Bioremediation that uses plants rather than microbes is called phytoremediation, which is often used to stabilize or remove pollutants from the soil, and is additionally beneficial as it can prevent pollution from spreading via water or wind and is relatively inexpensive. There are several types of phytoremediation, including phytostabilization, phytoextraction, phytovolatilization, and phytodegradation. The method that is selected varies based on the particular situation, as does the type of plant chosen. The type of plant is chosen based on the accumulation factor, which is the ratio of the amount of pollution the plant can take up to the amount of pollution in the soil. A low accumulation factor means that plants only take up pollution into their roots, while a high accumulation factor indicates that pollution is taken into the plants above the roots. In phytostabilization, a layer of plants with low accumulation factors is grown to last for a long period of time. The plants stabilize organic or metal pollutants in the soil by taking them up through their roots and holding them there, without transporting them further, which prevents them from being introduced to the food chain. Alternatively, in phytoextraction, plants with high accumulation factors take up pollutants such as nickel, arsenic, and cadmium. The plants are then removed from the soil and disposed of, which can be done through multiple methods, including incineration, decomposition by microbes, and compression in a landfill. In phytovolatilization, plants remove pollutants from the soil and convert them into gases that they release into the air, while in phytodegradation, they convert pollutants into less toxic or non-toxic forms. 

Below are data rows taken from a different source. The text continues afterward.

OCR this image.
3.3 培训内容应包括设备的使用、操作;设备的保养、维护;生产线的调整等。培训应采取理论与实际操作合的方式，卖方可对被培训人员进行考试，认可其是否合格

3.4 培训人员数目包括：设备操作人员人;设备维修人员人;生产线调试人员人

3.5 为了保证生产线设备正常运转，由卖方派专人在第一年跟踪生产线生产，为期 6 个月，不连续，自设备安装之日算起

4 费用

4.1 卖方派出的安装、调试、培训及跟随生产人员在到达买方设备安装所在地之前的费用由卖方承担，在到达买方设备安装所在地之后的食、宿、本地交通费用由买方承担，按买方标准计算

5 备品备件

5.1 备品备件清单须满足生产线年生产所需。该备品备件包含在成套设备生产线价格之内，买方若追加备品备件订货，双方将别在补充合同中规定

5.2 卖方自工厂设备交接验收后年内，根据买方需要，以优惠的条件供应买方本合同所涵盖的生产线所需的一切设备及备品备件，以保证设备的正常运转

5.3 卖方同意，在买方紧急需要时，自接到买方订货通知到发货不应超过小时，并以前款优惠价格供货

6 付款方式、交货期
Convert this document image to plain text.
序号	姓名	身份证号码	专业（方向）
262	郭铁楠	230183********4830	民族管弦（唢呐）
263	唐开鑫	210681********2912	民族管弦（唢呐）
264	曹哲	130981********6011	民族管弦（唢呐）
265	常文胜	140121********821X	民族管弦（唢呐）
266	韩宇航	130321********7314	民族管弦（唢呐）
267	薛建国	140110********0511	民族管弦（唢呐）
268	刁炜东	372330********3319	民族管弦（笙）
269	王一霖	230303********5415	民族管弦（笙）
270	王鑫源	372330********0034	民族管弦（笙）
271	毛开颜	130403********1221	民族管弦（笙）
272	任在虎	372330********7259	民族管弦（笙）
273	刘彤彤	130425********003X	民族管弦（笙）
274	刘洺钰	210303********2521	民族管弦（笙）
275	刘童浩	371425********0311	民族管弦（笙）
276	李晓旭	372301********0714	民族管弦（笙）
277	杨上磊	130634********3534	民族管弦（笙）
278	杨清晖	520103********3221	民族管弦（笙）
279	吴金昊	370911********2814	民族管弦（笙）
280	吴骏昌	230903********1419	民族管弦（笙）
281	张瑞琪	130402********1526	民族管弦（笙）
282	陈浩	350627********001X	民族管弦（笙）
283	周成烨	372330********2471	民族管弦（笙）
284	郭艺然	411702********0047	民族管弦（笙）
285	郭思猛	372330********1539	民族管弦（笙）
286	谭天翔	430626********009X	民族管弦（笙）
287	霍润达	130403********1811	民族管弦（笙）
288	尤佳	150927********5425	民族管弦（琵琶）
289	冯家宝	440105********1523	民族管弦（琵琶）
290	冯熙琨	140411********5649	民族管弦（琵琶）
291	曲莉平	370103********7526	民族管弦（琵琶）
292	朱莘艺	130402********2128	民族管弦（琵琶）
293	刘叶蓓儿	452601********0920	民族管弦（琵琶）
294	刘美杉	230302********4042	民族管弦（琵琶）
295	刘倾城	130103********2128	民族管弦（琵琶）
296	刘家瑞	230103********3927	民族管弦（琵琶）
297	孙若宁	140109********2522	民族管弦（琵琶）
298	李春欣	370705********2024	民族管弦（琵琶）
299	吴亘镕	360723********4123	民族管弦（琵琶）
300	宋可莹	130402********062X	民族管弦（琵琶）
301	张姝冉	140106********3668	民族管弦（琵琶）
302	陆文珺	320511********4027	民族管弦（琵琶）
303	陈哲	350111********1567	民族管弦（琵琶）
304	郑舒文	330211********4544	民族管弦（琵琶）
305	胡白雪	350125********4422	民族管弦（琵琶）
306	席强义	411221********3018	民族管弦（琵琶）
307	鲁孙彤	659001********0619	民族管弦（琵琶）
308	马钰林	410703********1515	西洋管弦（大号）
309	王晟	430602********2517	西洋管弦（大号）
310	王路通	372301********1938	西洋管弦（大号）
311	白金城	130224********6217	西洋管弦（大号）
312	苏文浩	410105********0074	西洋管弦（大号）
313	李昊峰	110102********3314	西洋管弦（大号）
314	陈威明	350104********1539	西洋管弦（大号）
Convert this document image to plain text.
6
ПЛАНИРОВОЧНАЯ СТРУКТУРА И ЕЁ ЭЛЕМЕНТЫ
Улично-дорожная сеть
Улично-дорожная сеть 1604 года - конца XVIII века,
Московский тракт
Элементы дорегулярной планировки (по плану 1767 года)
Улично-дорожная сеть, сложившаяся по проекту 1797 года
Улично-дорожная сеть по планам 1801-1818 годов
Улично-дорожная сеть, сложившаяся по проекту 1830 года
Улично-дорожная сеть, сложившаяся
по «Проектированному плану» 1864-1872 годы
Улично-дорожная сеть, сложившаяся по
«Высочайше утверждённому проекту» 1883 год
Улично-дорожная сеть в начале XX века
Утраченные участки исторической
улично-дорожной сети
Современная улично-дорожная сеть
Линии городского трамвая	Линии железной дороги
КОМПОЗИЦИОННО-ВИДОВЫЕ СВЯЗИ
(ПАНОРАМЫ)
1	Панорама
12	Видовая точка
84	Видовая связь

Bioremediation is a tool that is necessary in managing pollution, and it will likely be a key feature of future efforts to reduce it. Its applications are abundant and versatile, and may be even more so in the future, as microbiologists are currently researching topics such as using microbes to sequester carbon dioxide in the atmosphere, build a sustainable economy, and manage microplastics. However, bioremediation alone is not enough to effectively manage the problem—we need to stop producing so many pollutants in the first place, which will require major societal changes in production and consumption, from the structural level through actions such as shifting toward cleaner and more efficient energy usage and using fewer toxic or otherwise harmful chemicals in industry and agriculture, to the personal level by reducing the amount we consume. For individuals, reducing the amount of pollution we produce can take the forms of decreasing our food waste, using less water, and cutting down on single-use plastics, as well as speaking out to advocate for changes at the structural level. Progress in the fight against pollution will include both a reduction in the amount of pollution we produce and bioremediation to clean it up, and although there is still much work to be done in both areas, it is also both utterly necessary and possible to do it.